Ces images animées de Pierre Bonnard huit mois avant sa disparition sont rares, et on ignore à ce jour quelles étaient les intentions de Joseph Forêt. Il découvre les possibilités du cinéma amateur en 1944, filme la vie autour des artistes peintres dans le sud de la France, Cannes, Mandelieu-la-Napoule, Nice, Bandol, Toulon en 1945. Parmi les images du récent débarquement de Provence, des repas et des fêtes avec Aimé et Marguerite Maeght, galeristes, André Marchand, artiste peintre, et quelques inconnus. Forêt se déplace beaucoup au volant de sa Delahaye, la Marne, la Lorraine, Nancy, Strasbourg, Londres et Paris, pour son travail d’éditeur et de philatéliste.

Prochain épisode des aventures artistiques de Joseph Forêt : Bernard Buffet. 
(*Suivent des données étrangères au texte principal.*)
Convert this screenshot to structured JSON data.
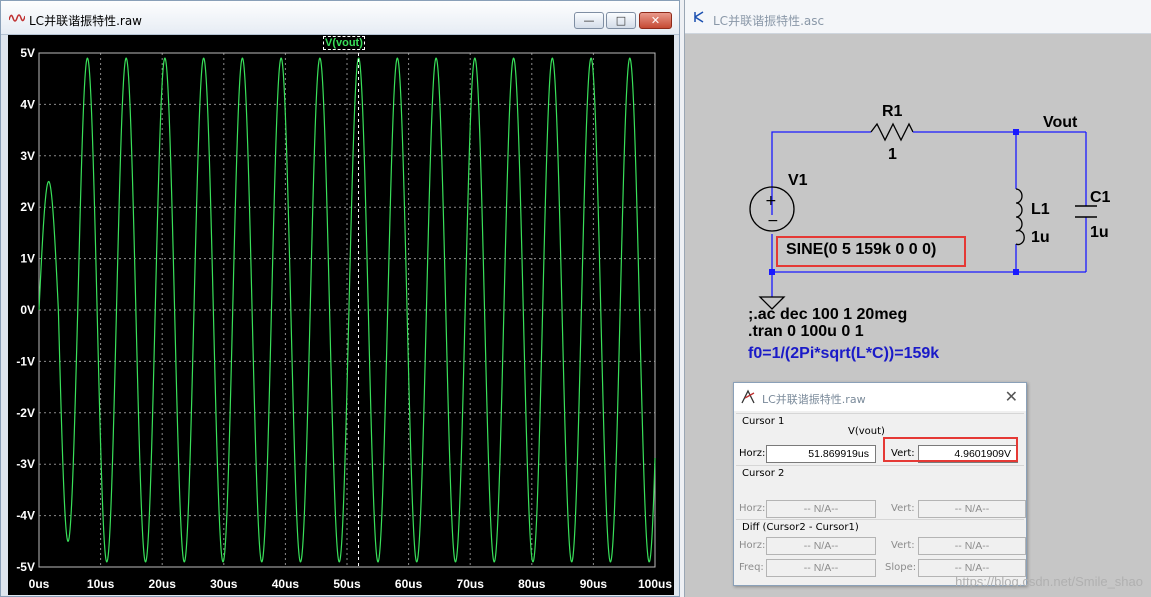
{
  "waveform_window": {
    "title": "LC并联谐振特性.raw",
    "buttons": {
      "minimize": "—",
      "maximize": "□",
      "close": "✕"
    },
    "trace_label": "V(vout)"
  },
  "chart_data": {
    "type": "line",
    "title": "",
    "series": [
      {
        "name": "V(vout)",
        "color": "#39e05a",
        "amplitude": 4.9,
        "frequency_hz": 159000,
        "first_peak": 2.5,
        "first_trough": -4.5
      }
    ],
    "x_range_us": [
      0,
      100
    ],
    "y_range_v": [
      -5,
      5
    ],
    "x_ticks": [
      "0us",
      "10us",
      "20us",
      "30us",
      "40us",
      "50us",
      "60us",
      "70us",
      "80us",
      "90us",
      "100us"
    ],
    "y_ticks": [
      "5V",
      "4V",
      "3V",
      "2V",
      "1V",
      "0V",
      "-1V",
      "-2V",
      "-3V",
      "-4V",
      "-5V"
    ],
    "grid": true,
    "cursor_x_us": 51.869919,
    "background": "#000000"
  },
  "schematic_window": {
    "title": "LC并联谐振特性.asc",
    "labels": {
      "r1_name": "R1",
      "r1_value": "1",
      "net_vout": "Vout",
      "v1_name": "V1",
      "v1_value": "SINE(0 5 159k 0 0 0)",
      "l1_name": "L1",
      "l1_value": "1u",
      "c1_name": "C1",
      "c1_value": "1u"
    },
    "directives": {
      "ac": ";.ac dec 100 1 20meg",
      "tran": ".tran 0 100u 0 1",
      "f0": "f0=1/(2Pi*sqrt(L*C))=159k"
    }
  },
  "cursor_dialog": {
    "title": "LC并联谐振特性.raw",
    "cursor1_label": "Cursor 1",
    "trace": "V(vout)",
    "horz_label": "Horz:",
    "horz_value": "51.869919us",
    "vert_label": "Vert:",
    "vert_value": "4.9601909V",
    "cursor2_label": "Cursor 2",
    "cursor2_horz": "-- N/A--",
    "cursor2_vert": "-- N/A--",
    "diff_label": "Diff (Cursor2 - Cursor1)",
    "diff_horz": "-- N/A--",
    "diff_vert": "-- N/A--",
    "freq_label": "Freq:",
    "diff_freq": "-- N/A--",
    "slope_label": "Slope:",
    "diff_slope": "-- N/A--"
  },
  "watermark": "https://blog.csdn.net/Smile_shao"
}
Le fonds Joseph Forêt : Mémoires écrits à la fin de sa vie. Dossiers et documents manuscrits ou tapuscrits composant les mémoires de Joseph Foret, illustrés de nombreuses photographies, coupures de presse, documents divers, correspondance, films. Archives conservées par Mme Broutta, collaboratrice de J. Foret de 1957 à 1965 et données à la Ville d’Issoudun en 2013.

Pierre Bonnard est l’un des grands maîtres de la peinture du XXe siècle. En témoigne la rétrospective que lui consacra le Musée d’Orsay au Printemps 2015. Né en 1867 et décédé en 1947, la personnalité de Bonnard s'est façonnée entre la fin de l'impressionnisme, le mouvement nabi dont il est l'un des principaux artisans, pour ensuite s'affranchir de tout courant artistique et de toute convention. Sous une apparence de tranquille simplicité, l'œuvre de Bonnard se révèle singulière, complexe, pleine de nuances et comme détachée du temps. Peintre de personnages, figures, nus, portraits, paysages animés, intérieurs, natures mortes, fleurs et fruits, Bonnard est inclassable. Il a côtoyé tous les mouvements dans la peinture de la fin du XIXe et du début du XXe siècle, son œuvre a la particularité d’être marquée par la recherche continuelle du bonheur et de la lumière.